Helland's talk was called "Metropolis - Part 1" where he made an analogy between the evolution of cities (and associated commerce) and the evolution of IT. Within this major analogy he made 8 other analogies to individual pieces of the physical infrastructure in the evolution of citieis to pieces within IT. These included:

  • Applications as cities. Started independent. B2b is still limited. Both are big complex evolving environments

  • Applications as factories. Like factories in the late 1800s apps are mostly independent. Useful interconnection is difficult. Tomorrow there will be rich interconnectedness. App independence is essential to get work done but interconnection has advantages in order to leverage the work of others

  • Railroads as Communcation. Movement of commodities on the railroads led to the expansion of retail. Money is in the browsing, mps, chat, images, email. Will lead to the bandwidth necessary for interconnectedness. End result is that organizations that can handle structured data will prosper

  • Manufacturing and standardization. Early 1800s = hand crafted goods, late 1800s de facto standards per industry. Standard data structures have their basis in a Web services foundation. Need horizontal and vertical standards as well. Lead to increased compatibility

  • Manufactured Assemblies and Virtual Enterprises. Requires detailed standardization and produces high value goods. Virtual enterprises rely on business function outsourcing (Logistics, HR, benefits). Leads to better quality and price. Requires standards. Allows companies to do what they do well

  • Retail and distribution as bandwidth. People coming to the stores versus bringing standardized goods to stores. Created department stores (Walmart). Mail order was driven by standardization. Today in IT we have Swivel-chair integration, Fax and pray integration, and Alt-tab integration.
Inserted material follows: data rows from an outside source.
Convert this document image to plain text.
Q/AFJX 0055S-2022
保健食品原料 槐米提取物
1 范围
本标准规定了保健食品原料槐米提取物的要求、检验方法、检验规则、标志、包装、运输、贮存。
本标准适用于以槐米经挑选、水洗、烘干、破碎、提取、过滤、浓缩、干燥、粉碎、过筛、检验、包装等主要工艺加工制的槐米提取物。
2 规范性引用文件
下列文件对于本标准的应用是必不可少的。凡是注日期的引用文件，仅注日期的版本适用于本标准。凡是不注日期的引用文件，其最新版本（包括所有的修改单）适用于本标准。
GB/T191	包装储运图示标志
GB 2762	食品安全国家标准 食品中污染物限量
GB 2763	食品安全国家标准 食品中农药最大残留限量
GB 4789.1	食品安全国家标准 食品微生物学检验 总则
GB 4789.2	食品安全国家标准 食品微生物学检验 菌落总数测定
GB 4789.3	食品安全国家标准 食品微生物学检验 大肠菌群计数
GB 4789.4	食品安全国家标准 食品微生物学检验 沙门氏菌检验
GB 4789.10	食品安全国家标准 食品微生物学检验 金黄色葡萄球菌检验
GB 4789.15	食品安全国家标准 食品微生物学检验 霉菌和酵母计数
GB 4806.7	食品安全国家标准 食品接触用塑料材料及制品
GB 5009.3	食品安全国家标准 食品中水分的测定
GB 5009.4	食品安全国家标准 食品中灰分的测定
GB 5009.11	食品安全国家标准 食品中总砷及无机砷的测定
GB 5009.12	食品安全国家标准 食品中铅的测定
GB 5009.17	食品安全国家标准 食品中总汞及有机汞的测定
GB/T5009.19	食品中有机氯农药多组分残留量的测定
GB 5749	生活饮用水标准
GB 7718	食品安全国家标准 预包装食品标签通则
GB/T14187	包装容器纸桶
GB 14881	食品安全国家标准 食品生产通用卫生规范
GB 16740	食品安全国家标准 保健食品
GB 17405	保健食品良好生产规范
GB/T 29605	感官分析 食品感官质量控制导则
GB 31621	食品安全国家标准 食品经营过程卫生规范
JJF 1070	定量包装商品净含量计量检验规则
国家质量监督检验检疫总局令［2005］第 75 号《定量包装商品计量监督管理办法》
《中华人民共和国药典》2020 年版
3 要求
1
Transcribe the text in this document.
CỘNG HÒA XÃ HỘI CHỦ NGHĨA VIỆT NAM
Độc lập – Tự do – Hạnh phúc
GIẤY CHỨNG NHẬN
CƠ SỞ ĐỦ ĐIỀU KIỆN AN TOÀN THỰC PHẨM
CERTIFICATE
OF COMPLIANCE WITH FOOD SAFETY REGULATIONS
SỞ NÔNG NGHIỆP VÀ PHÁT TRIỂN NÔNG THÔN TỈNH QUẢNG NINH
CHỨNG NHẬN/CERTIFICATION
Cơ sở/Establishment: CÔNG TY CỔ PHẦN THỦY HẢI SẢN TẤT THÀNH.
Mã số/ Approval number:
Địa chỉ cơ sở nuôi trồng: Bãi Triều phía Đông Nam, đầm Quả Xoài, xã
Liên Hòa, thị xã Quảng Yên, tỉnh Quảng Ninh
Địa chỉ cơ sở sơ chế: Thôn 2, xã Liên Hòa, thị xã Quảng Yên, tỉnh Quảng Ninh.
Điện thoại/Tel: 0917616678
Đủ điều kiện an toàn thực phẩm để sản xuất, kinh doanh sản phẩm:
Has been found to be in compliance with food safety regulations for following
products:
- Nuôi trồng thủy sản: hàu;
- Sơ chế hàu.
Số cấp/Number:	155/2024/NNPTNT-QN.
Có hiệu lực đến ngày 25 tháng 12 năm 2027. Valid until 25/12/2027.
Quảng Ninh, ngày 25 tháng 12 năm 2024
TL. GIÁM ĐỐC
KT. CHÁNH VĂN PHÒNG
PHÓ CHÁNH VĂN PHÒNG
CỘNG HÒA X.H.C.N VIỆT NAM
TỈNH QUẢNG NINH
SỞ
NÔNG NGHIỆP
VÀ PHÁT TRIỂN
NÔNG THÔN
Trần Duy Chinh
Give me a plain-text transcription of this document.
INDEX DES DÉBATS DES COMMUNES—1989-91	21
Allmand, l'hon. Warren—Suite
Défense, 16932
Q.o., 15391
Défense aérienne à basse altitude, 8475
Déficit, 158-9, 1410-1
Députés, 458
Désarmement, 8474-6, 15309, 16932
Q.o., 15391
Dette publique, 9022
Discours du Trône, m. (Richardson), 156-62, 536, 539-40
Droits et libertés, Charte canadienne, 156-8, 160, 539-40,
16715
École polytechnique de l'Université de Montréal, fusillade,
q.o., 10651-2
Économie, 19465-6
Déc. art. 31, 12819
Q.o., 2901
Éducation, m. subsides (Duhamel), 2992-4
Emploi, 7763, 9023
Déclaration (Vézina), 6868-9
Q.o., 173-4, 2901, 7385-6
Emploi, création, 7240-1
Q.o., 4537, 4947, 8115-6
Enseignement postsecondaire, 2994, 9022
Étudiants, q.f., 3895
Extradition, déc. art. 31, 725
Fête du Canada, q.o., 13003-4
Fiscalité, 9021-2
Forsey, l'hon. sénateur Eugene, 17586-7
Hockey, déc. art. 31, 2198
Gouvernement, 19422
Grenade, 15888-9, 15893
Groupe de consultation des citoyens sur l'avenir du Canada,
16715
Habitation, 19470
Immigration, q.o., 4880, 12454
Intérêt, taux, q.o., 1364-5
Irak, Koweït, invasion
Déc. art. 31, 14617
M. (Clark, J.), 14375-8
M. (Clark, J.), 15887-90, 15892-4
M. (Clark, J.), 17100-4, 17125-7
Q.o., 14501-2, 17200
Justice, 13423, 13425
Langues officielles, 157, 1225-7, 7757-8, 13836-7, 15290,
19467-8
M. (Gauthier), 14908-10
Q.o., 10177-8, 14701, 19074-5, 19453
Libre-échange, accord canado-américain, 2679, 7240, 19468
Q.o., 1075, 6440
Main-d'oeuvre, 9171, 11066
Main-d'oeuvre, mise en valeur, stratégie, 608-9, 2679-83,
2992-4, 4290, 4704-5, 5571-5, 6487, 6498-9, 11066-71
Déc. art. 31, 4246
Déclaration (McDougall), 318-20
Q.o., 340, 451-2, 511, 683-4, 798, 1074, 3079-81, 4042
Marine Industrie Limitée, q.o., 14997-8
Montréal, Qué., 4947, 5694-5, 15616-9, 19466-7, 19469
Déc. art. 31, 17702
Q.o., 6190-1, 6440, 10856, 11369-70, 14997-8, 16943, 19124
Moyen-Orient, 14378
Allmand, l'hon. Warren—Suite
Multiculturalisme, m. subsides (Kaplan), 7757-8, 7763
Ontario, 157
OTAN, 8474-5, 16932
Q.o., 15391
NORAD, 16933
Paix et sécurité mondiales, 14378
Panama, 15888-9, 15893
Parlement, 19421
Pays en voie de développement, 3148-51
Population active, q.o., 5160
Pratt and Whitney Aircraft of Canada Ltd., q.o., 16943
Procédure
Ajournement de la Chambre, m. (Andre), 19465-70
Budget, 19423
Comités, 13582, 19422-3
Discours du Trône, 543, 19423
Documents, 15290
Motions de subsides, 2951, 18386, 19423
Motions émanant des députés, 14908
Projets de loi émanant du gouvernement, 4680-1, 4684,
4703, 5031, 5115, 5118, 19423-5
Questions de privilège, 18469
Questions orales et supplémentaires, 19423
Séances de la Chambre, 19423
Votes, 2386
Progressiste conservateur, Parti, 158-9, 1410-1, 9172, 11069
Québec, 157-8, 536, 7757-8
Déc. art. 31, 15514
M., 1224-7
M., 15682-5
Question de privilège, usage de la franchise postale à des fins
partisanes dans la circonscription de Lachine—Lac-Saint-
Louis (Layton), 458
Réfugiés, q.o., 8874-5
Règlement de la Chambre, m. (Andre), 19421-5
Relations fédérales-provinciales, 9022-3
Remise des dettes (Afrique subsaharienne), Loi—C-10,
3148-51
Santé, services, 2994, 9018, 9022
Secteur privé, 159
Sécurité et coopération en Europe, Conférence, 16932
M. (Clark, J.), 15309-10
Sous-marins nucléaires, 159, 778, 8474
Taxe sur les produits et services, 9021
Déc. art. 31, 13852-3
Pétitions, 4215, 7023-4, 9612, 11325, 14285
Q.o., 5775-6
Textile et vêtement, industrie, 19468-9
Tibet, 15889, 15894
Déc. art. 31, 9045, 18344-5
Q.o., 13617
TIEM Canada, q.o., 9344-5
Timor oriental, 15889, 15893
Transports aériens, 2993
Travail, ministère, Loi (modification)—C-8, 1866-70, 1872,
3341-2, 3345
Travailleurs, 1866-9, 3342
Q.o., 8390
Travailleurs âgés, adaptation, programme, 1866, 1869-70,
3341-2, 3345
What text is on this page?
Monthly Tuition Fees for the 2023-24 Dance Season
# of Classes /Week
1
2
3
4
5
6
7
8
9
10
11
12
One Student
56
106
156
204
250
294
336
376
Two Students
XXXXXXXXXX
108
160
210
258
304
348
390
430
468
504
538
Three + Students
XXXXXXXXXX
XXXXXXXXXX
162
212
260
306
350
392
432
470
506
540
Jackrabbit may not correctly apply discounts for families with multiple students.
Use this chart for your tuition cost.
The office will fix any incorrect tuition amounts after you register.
Tomorrow we'll have Data and operation standards, Need interchangeability, Allows pre-allocation of resources, Makes biz process efficient, Business process will grow to drive the applications as standardization grows and so Apps become commodities

  • Urban infrastructure and dealing with legacy apps. Requires retrofitting buildings. IT infrastructure issues: How do you federate identity, security, naming, directory? Retrofit will happen and web services offer hope in this regard. Who pays for this?

  • City Governance and IT Governance. Vision, planning, strategy, funding. Issues with IT governance: Who makes decisions? What are priorities? Metrics



  • Pat's assessment is that IT is currently at 1880! This is the case since Business process a gleam in our eye, Virtual enterprises getting going, and Communication and browsing well established.

    Pat then went through some practical advice for implementing services today (in the pre WS-* world). Some of his most interesting points were in regards to the need for creating a conversation ID, message ID, version ID, and sequence numbers inside your messages. In that way services can ensure once only processing of messages and processing messages in the appropriate order. Another point he made is that messages should be timestamped for validity (perhaps for infinity). The service should then log requests (before sending the response) and responses so it can replay responses if the same request comes in again. This ensures idempotence or the ability to handle a message arriving multiple times. It also improves performance by essentially caching the message in the database (storage is cheap). He also recommended not implementing distributed transactions in business services and to model each message as an atomic transaction. Reference data should also be versioned and immutable so messages can reference a particular version of the reference data. When designing a business service from existing apps you need to look for idempotent sequences of messages and define a message interface (XSD schema) for each sequence.

    At the end Pat sang a couple songs about messaging, very funny! Had a nice reception at the hotel afterwards and received a signed copy of Simon Guest's new book on J2EE interoperability with .NET.